Los fumadores de tabaco de liar presentan concentraciones más altas de monóxido de carbono en su aire espirado que los fumadores de tabaco manufacturado a pesar de que estos últimos consumen un número más alto de cigarrillos diarios (18,5 frente a 27,9), según Carlos Jiménez Ruiz, director del Programa de Investigación en Tabaquismo de la Sociedad Española de Neumología y Cirugía Torácica (SEPAR).

Pese a que la investigación, publicada en la revista 'Prevención del Tabaquismo', revela que un 30 por ciento de los fumadores de tabaco de liar confiesan que cambiaron al consumo de este tipo de tabaco pensando que era más saludable, “con el tabaco de liar se quema más papel en cada calada, lo que hace que aumente la concentración de monóxido de carbono”.

En cuanto al perfil del consumidor de este tipo de tabaco, se asocia con hombres generalmente jóvenes, con menores recursos económicos, con un menor nivel educacional, que viven en el medio rural y que cambiaron al tabaco de liar pensando que era más saludable. Jiménez señala que “este tipo de fumadores tienen una mayor dependencia por la nicotina y presentan una menor motivación para abandonar el hábito que los fumadores de cigarrillos convencionales. Además, poseen un grado más alto de auto-eficacia, lo que dificulta aún más el intento de abandono”.

ALTAS TASAS DE ABSTINENCIA A LOS 6 MESES DE SEGUIMIENTO

A pesar de ello, en ambos grupos de fumadores se han obtenido unas “altas tasas de abstinencia a los seis meses de seguimiento”, llegando a cifras superiores al 60 por ciento en los que utilizaron el tratamiento farmacológico con vareniclina.

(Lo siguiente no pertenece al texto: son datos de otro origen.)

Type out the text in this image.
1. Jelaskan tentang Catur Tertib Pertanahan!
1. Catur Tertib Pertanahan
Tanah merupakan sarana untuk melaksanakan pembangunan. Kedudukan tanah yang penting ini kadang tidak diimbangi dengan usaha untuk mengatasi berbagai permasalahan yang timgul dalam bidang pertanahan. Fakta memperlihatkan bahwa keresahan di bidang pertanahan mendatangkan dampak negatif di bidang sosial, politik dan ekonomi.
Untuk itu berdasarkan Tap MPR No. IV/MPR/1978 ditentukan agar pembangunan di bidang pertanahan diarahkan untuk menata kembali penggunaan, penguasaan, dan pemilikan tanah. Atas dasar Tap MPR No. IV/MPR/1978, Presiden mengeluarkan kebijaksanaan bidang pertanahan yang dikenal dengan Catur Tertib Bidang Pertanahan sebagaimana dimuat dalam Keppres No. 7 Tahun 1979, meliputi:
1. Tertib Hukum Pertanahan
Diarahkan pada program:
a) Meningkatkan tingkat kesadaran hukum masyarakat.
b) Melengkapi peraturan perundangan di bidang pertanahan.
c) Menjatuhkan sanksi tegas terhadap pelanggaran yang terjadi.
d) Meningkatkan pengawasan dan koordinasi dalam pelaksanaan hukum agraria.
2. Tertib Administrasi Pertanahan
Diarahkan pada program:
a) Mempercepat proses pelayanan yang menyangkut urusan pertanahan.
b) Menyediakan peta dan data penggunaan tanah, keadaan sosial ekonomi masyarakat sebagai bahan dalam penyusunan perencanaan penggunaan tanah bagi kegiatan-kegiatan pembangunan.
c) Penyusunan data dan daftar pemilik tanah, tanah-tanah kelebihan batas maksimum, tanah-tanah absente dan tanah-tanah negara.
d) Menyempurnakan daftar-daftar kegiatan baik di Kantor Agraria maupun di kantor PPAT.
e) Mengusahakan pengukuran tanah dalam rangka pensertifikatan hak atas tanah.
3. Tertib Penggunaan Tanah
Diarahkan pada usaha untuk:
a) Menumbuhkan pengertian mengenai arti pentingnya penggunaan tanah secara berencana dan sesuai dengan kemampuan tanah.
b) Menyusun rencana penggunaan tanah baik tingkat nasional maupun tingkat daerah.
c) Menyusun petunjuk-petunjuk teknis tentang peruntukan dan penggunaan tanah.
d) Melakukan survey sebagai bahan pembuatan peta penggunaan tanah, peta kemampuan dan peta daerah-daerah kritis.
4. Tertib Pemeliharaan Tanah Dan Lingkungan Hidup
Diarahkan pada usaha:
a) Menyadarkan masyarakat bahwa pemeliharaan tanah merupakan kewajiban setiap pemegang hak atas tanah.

Finalmente, otro dato relevante es que el 33 por ciento de las marcas indican los contenidos de nicotina y alquitrán en el paquete del producto. “En el caso del monóxido de carbono el etiquetado es nulo”. “Es imprescindible que la administración sanitaria extreme la vigilancia para el cumplimiento de la ley por parte de las empresas que comercializan el tabaco de liar, así como para lograr que la población general reciba la información adecuada sobre la composición del producto que están consumiendo”, asegura Jiménez Ruiz.